Although less known, this piece of legislation has changed British electoral politics forever. Until 2011, the Prime Minister always had the de facto power to dissolve government but this is now out of his hands, as the election date is set in stone every five years.

So why did David Cameron surrender this power? It is no coincidence that this Act passed under a Coalition. With both the Opposition and media circling and looking for weaknesses, any disagreement between the partners would have fuelled rumours of a defunct government and led to calls for a snap election.

The Act also removed the temptation for disgruntled backbenchers to undermine the Coalition from within. Lastly, beyond party politics, the fixed term also provided stability and certainty which, in 2010, was in short supply elsewhere in the stumbling global economy.

Already, backbenchers are spending more time in constituencies, as ministers and senior figures vacate the Commons to woo donors, placate unions and sit down with their Australian and American election strategists.

For the 2015 General Election, this Act is a game changer. Whereas previously, election campaigns would normally only have at most 2 months to mobilise, the British public are now seeing the parties going into war mode a full year ahead of the polls opening. This has had an impact on how parties have undertaken messaging, strategy and structure.
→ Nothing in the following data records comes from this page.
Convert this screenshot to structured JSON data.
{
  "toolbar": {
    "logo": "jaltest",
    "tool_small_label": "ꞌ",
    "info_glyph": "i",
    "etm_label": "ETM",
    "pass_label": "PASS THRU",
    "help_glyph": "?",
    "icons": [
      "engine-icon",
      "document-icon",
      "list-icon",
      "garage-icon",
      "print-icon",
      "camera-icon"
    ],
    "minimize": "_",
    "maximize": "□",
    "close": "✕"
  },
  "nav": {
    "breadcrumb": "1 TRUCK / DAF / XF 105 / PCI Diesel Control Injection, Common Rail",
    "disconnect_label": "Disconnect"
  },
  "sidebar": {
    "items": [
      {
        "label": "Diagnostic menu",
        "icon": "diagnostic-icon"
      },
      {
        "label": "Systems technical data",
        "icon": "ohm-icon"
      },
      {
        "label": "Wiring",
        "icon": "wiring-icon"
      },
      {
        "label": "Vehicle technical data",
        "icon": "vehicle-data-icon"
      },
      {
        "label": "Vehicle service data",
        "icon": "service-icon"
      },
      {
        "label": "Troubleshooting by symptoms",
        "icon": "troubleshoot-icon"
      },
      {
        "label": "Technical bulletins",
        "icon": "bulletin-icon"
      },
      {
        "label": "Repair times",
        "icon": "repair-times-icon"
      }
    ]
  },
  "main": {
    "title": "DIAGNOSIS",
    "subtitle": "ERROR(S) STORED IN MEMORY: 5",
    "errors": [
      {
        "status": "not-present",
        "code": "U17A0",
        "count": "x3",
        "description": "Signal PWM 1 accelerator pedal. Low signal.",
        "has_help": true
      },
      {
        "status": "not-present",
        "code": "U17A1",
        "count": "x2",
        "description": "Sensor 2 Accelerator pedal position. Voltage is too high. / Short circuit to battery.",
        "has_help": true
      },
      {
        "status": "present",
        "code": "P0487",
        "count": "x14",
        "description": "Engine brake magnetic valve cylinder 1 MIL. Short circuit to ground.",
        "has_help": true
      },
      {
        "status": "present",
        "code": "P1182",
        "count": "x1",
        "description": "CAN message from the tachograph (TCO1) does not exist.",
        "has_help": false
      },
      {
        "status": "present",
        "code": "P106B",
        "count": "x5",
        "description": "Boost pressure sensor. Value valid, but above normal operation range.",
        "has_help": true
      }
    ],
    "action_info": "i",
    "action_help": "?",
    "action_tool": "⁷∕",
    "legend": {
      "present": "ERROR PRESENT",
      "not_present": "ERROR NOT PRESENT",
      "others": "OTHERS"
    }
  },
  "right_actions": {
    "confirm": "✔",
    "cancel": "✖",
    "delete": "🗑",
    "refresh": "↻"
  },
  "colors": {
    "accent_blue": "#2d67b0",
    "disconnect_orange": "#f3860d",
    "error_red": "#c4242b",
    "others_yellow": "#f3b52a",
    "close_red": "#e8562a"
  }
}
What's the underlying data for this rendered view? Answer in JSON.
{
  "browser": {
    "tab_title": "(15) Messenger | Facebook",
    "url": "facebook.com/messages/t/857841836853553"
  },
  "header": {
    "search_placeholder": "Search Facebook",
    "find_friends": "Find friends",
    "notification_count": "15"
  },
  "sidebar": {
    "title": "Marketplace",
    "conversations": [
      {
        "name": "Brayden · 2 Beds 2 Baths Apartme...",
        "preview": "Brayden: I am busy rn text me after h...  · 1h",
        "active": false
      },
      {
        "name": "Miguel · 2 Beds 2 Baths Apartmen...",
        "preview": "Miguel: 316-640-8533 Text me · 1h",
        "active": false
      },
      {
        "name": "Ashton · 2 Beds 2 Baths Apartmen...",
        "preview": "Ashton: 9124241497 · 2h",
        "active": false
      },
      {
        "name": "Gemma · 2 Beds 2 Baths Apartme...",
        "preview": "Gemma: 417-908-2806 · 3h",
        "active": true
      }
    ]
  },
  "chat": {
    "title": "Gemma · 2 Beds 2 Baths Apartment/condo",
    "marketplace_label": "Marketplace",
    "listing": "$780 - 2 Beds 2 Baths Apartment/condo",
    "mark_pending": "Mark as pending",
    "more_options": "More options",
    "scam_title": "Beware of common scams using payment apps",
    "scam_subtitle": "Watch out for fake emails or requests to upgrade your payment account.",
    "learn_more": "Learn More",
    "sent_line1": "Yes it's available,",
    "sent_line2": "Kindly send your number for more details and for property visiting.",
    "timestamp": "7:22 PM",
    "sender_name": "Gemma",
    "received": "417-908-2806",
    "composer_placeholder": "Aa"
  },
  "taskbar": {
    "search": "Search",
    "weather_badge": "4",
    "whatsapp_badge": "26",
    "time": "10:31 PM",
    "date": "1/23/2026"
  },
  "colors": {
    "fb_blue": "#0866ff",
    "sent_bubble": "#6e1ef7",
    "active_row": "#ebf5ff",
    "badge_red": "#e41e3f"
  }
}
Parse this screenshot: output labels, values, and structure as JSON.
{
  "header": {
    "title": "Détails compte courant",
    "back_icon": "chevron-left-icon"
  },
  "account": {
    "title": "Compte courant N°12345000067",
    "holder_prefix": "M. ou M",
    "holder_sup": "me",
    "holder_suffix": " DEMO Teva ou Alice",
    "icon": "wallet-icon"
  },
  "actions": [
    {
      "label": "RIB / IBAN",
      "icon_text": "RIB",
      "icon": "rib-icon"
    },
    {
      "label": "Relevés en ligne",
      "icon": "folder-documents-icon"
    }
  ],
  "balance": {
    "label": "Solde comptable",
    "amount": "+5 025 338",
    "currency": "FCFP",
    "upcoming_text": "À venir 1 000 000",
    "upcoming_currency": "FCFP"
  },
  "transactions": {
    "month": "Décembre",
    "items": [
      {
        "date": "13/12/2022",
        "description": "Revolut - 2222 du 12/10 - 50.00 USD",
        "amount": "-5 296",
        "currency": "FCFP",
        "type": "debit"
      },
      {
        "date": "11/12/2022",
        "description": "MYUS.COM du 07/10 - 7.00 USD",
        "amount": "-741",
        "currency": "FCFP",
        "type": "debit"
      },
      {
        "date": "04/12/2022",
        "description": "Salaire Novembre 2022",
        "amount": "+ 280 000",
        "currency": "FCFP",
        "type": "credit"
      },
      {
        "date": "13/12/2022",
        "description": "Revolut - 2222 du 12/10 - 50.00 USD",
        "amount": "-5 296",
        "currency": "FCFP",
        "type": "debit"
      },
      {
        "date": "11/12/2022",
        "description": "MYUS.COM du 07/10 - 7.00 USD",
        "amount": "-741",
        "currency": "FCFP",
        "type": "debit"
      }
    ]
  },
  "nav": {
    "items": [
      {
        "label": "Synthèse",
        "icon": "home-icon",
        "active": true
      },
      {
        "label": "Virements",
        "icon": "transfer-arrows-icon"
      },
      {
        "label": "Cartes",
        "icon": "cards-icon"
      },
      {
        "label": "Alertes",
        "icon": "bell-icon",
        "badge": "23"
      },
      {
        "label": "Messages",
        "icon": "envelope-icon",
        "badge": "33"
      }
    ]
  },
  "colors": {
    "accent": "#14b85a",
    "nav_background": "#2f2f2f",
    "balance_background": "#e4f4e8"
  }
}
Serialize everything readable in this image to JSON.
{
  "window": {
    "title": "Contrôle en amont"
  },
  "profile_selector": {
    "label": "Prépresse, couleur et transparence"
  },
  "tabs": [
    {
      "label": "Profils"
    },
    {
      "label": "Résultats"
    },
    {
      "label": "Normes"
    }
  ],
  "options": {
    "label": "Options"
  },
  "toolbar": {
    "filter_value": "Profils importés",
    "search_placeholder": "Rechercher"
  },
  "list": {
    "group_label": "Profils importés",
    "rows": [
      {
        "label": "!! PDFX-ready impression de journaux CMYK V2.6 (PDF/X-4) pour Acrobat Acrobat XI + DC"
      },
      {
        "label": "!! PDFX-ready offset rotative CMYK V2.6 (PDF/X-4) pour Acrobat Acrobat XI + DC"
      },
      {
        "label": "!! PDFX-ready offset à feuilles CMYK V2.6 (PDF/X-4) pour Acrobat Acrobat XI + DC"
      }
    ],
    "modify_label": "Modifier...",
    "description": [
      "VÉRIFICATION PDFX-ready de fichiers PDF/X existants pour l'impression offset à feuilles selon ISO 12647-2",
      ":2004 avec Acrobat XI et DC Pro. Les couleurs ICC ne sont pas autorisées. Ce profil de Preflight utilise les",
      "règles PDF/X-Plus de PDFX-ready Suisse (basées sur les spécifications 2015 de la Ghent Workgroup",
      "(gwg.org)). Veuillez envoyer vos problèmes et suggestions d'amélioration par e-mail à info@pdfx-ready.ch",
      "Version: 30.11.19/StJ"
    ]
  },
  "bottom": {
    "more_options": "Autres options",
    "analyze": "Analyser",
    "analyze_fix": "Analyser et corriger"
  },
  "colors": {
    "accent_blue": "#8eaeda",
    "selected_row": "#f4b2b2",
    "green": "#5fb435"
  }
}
For Labour, the fixed term has been a mixed blessing. The time frame has given them time to organise their front bench, and familiarise the public with their ‘One Nation’ and ‘Cost of Living Crisis’ messaging. However, the fixed term has enabled the Coalition to hang on for at least a year longer than the average government, enabling it further benefit from the recovering economy.

The Liberal Democrats have benefited from the statutory protection offered by the Act to the minority partner, but as seen in the 2011 AV referendum, the Conservatives have no issue with broadsiding their partners on the campaign trail. With the fixed date, the Tories now will be able to follow a timetable of taking credit for the Coalition’s successes, and pinning the failures on their minority partners.

David Cameron saw the Act as a means of protecting the coalition but one look at the sparse legislative calendar tells us that it has also created a zombie year of government. As happens in the U.S, policy ideas are now being written for manifestos rather than for government bill teams.

Already, backbenchers are spending more time in constituencies, as ministers and senior figures vacate the Commons to woo donors, placate unions and sit down with their Australian and American election strategists. Given that the Bill was created to ensure a productive and stable parliament, it’s ironic that the extra time is being used to plan the next government rather than make the most of this one.